From the practical results it is found that all the curves of the total strain took the same form of homogeneous strain at the beginning of the process in the piercing zone. While, in the dies zones, the values of the total strain were heterogeneous and depend on the piercing profile. The explanation is that the values of total strain in the piercing zone are depending on the amount of the homogenous strain because the values of redundant strain were small, while, at the die zone, the values of redundant strain are relatively large.

It was shown that the largest value of total strain at the piercing zone was when the piercing of (C = 0.9) with the die of (C = 1.1) were used, and the lowest value of the total strain at the piercing zone was when the piercing of (C = 1.1) with the die of (C = 0.9) were used. While, at the die zone, the largest value of the total strain was when the piercing of (C = 1.1) with the die of (C = 1.0) were used, and the lowest value for total strain was when piercing of (C = 0.9) with the die of (C = 0.9) were used. As shown in Figure 11.
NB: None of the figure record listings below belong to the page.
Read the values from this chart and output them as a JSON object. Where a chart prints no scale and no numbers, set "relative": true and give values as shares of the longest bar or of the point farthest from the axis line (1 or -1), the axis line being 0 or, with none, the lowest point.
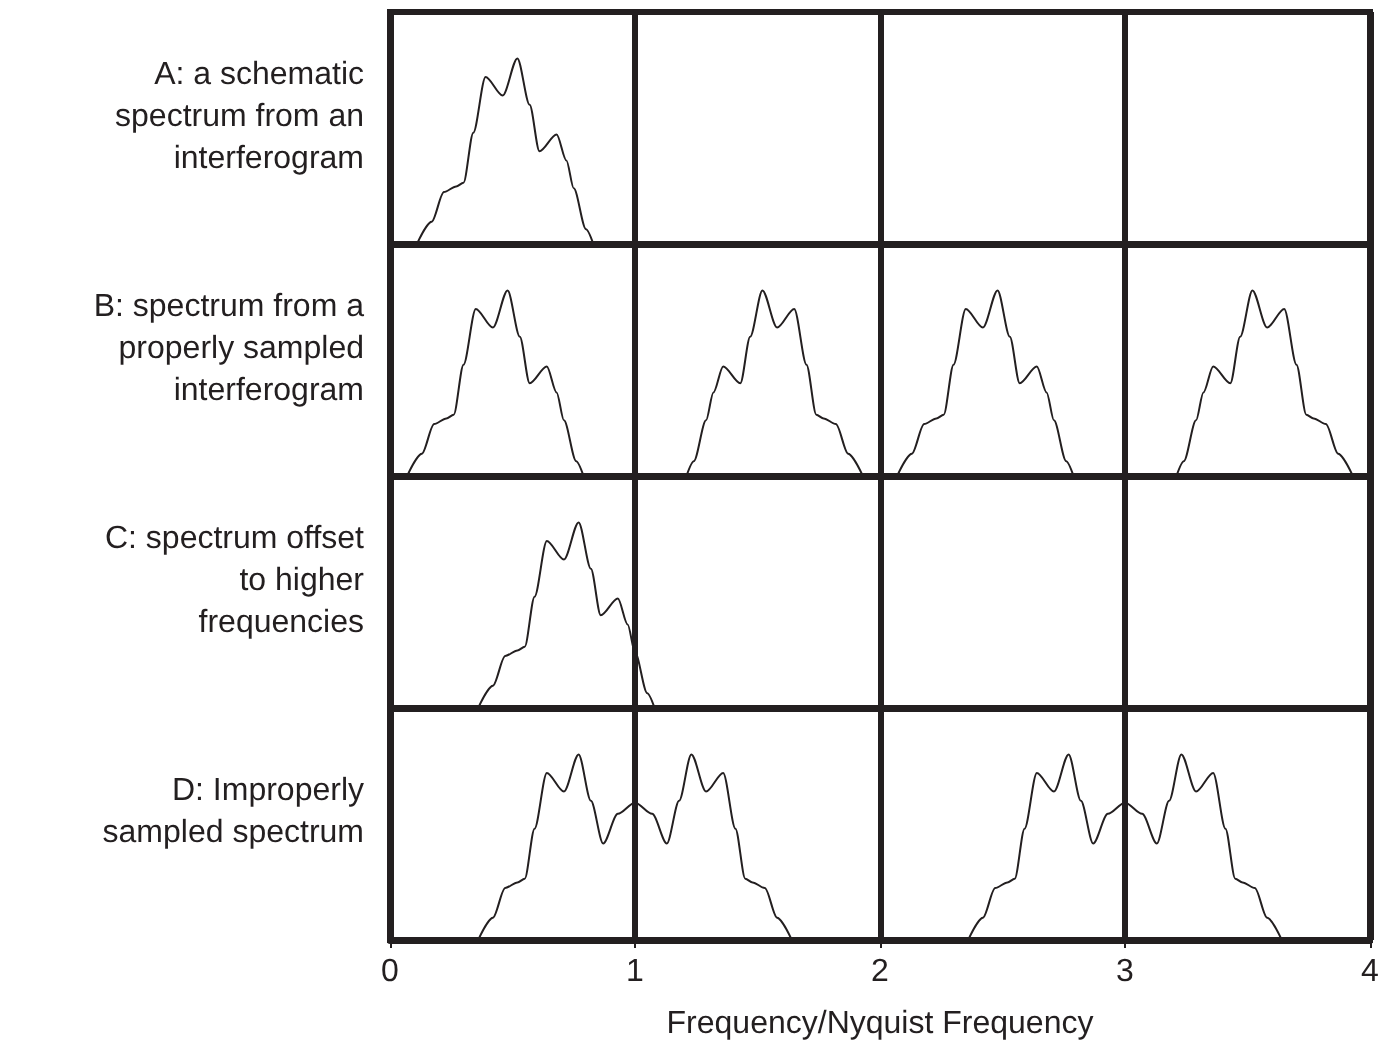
{
  "chart_data": [
    {
      "type": "line",
      "ylabel": "A: a schematic spectrum from an interferogram",
      "relative": true,
      "xlim": [
        0,
        4
      ],
      "xticks": [
        0,
        1,
        2,
        3,
        4
      ],
      "grid": "x",
      "tick_labels": false,
      "marker": "none",
      "line_style": "solid",
      "series": [
        {
          "color": "#231f20",
          "x": [
            0.11,
            0.17,
            0.22,
            0.27,
            0.3,
            0.34,
            0.39,
            0.46,
            0.52,
            0.57,
            0.61,
            0.68,
            0.72,
            0.75,
            0.8,
            0.83
          ],
          "values": [
            0,
            0.12,
            0.28,
            0.31,
            0.33,
            0.6,
            0.9,
            0.8,
            1.0,
            0.75,
            0.5,
            0.59,
            0.45,
            0.3,
            0.08,
            0
          ]
        }
      ]
    },
    {
      "type": "line",
      "ylabel": "B: spectrum from a properly sampled interferogram",
      "relative": true,
      "xlim": [
        0,
        4
      ],
      "xticks": [
        0,
        1,
        2,
        3,
        4
      ],
      "grid": "x",
      "tick_labels": false,
      "marker": "none",
      "line_style": "solid",
      "series": [
        {
          "color": "#231f20",
          "x": [
            0.07,
            0.13,
            0.18,
            0.23,
            0.26,
            0.3,
            0.35,
            0.42,
            0.48,
            0.53,
            0.57,
            0.64,
            0.68,
            0.71,
            0.76,
            0.79
          ],
          "values": [
            0,
            0.12,
            0.28,
            0.31,
            0.33,
            0.6,
            0.9,
            0.8,
            1.0,
            0.75,
            0.5,
            0.59,
            0.45,
            0.3,
            0.08,
            0
          ]
        },
        {
          "color": "#231f20",
          "x": [
            1.21,
            1.24,
            1.29,
            1.32,
            1.36,
            1.43,
            1.47,
            1.52,
            1.58,
            1.65,
            1.7,
            1.74,
            1.77,
            1.82,
            1.87,
            1.93
          ],
          "values": [
            0,
            0.08,
            0.3,
            0.45,
            0.59,
            0.5,
            0.75,
            1.0,
            0.8,
            0.9,
            0.6,
            0.33,
            0.31,
            0.28,
            0.12,
            0
          ]
        },
        {
          "color": "#231f20",
          "x": [
            2.07,
            2.13,
            2.18,
            2.23,
            2.26,
            2.3,
            2.35,
            2.42,
            2.48,
            2.53,
            2.57,
            2.64,
            2.68,
            2.71,
            2.76,
            2.79
          ],
          "values": [
            0,
            0.12,
            0.28,
            0.31,
            0.33,
            0.6,
            0.9,
            0.8,
            1.0,
            0.75,
            0.5,
            0.59,
            0.45,
            0.3,
            0.08,
            0
          ]
        },
        {
          "color": "#231f20",
          "x": [
            3.21,
            3.24,
            3.29,
            3.32,
            3.36,
            3.43,
            3.47,
            3.52,
            3.58,
            3.65,
            3.7,
            3.74,
            3.77,
            3.82,
            3.87,
            3.93
          ],
          "values": [
            0,
            0.08,
            0.3,
            0.45,
            0.59,
            0.5,
            0.75,
            1.0,
            0.8,
            0.9,
            0.6,
            0.33,
            0.31,
            0.28,
            0.12,
            0
          ]
        }
      ]
    },
    {
      "type": "line",
      "ylabel": "C: spectrum offset to higher frequencies",
      "relative": true,
      "xlim": [
        0,
        4
      ],
      "xticks": [
        0,
        1,
        2,
        3,
        4
      ],
      "grid": "x",
      "tick_labels": false,
      "marker": "none",
      "line_style": "solid",
      "series": [
        {
          "color": "#231f20",
          "x": [
            0.36,
            0.42,
            0.47,
            0.52,
            0.55,
            0.59,
            0.64,
            0.71,
            0.77,
            0.82,
            0.86,
            0.93,
            0.97,
            1.0,
            1.05,
            1.08
          ],
          "values": [
            0,
            0.12,
            0.28,
            0.31,
            0.33,
            0.6,
            0.9,
            0.8,
            1.0,
            0.75,
            0.5,
            0.59,
            0.45,
            0.3,
            0.08,
            0
          ]
        }
      ]
    },
    {
      "type": "line",
      "ylabel": "D: Improperly sampled spectrum",
      "xlabel": "Frequency/Nyquist Frequency",
      "relative": true,
      "xlim": [
        0,
        4
      ],
      "xticks": [
        0,
        1,
        2,
        3,
        4
      ],
      "grid": "x",
      "tick_labels": "x",
      "marker": "none",
      "line_style": "solid",
      "series": [
        {
          "color": "#231f20",
          "x": [
            0.36,
            0.42,
            0.47,
            0.52,
            0.55,
            0.59,
            0.64,
            0.71,
            0.77,
            0.82,
            0.87,
            0.93,
            1.0,
            1.07,
            1.13,
            1.18,
            1.23,
            1.29,
            1.36,
            1.41,
            1.45,
            1.48,
            1.53,
            1.58,
            1.64
          ],
          "values": [
            0,
            0.12,
            0.28,
            0.31,
            0.33,
            0.6,
            0.9,
            0.8,
            1.0,
            0.75,
            0.52,
            0.68,
            0.74,
            0.68,
            0.52,
            0.75,
            1.0,
            0.8,
            0.9,
            0.6,
            0.33,
            0.31,
            0.28,
            0.12,
            0
          ]
        },
        {
          "color": "#231f20",
          "x": [
            2.36,
            2.42,
            2.47,
            2.52,
            2.55,
            2.59,
            2.64,
            2.71,
            2.77,
            2.82,
            2.87,
            2.93,
            3.0,
            3.07,
            3.13,
            3.18,
            3.23,
            3.29,
            3.36,
            3.41,
            3.45,
            3.48,
            3.53,
            3.58,
            3.64
          ],
          "values": [
            0,
            0.12,
            0.28,
            0.31,
            0.33,
            0.6,
            0.9,
            0.8,
            1.0,
            0.75,
            0.52,
            0.68,
            0.74,
            0.68,
            0.52,
            0.75,
            1.0,
            0.8,
            0.9,
            0.6,
            0.33,
            0.31,
            0.28,
            0.12,
            0
          ]
        }
      ]
    }
  ]
}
4.4. Finite Element (FE) Effective Strain

From finite element result, it reported that the largest value of effective strain at the piercing zone was when the piercing of (C = 0.9) with the die of (C = 0.9) were used, and the lowest value of the effective strain at the piercing zone was when the piercing of (C = 1.1) with the die of (C = 0.9) were used. While, at the die zone, the largest value of the effective strain was when the piercing of (C = 1.0) with the die of (C = 0.9) were used, and the lowest value for effective strain was when piercing of (C = 1.0) with the die of (C = 1.1) were used. As shown in Figure 12.

(a)(b)(c)(d)

Figure 10. (a) Redundant strain when using the piercing of (C = 0.9) with the three dies; (b) Redundant strain when using the piercing of (C = 1.0) with the three dies; (c) Redundant strain when using the piercing of (C = 1.1) with the three dies; (d) Redundant strain for all piercing.

(a)(b)(c)(d)

Figure 11. (a) Total strain when using the piercing of (C = 0.9) with the three dies; (b) Total strain when using the piercing of (C = 1.0) with the three dies; (c) Total strain when using the piercing of (C = 1.1) with the three dies; (d) Total strain for all piercing and dies

(a)(b)(c)(d)(e)(f)(g)(h)(i)(j)(k)(l)(m)

Figure 12. (a) FE-effective strain distribution when using the piercing of (C = 0.9) with the die of (C = 0.9); (b) FE-effective strain distribution when using the piercing of (C = 0.9) with the die of (C = 1.0); (c) FE-effective strain distribution when using the piercing of (C = 0.9) with the die of (C = 1.1); (d) FE-effective strain when using piercing of (C = 0.9) with the three dies; (e) FE-effective strain distribution when using the piercing of (C = 1.0) with the die of (C = 0.9); (f) FE-effective strain distribution when using the piercing of (C = 1.0) with the die of (C= 1.0); (g) FE-effective strain distribution when using the piercing of (C = 1.0) with the die of (C = 1.1); (h) FE-effective strain when using piercing of (C = 1.0) with the three dies; (i) FE-effective strain distribution when using the piercing of (C = 1.1) with the die of (C = 0.9); (j) FE-effective strain distribution when using the piercing of (C = 1.1) with the die of (C = 1.0); (k) FE-effective strain distribution when using the piercing of (C = 1.1) with the die of (C = 1.1); (l) FE-effective strain when using piercing of (C = 1.1) with the three dies; (m) FEeffective strain for all piercing with all dies.

5. Conclusion

This work investigated the mechanical behavior of lead material formed by forward extrusion of tube. From experimental tests, we observed that at the piercing zone, the minimum values of extrusion load, redundant strain, total strain and finite element effective strain was when piercing (mandrel) of (C = 1.1) were used, and the largest value of total strain at the piercing zone was when the piercing of (C = 0.9) were used. While, at the die zone, the minimum values of extrusion load, redundant strain, total strain and was when the die of (C = 0.9) were used, and the largest value of total strain at the piercing zone was when the piercing of (C = 1.0) were used.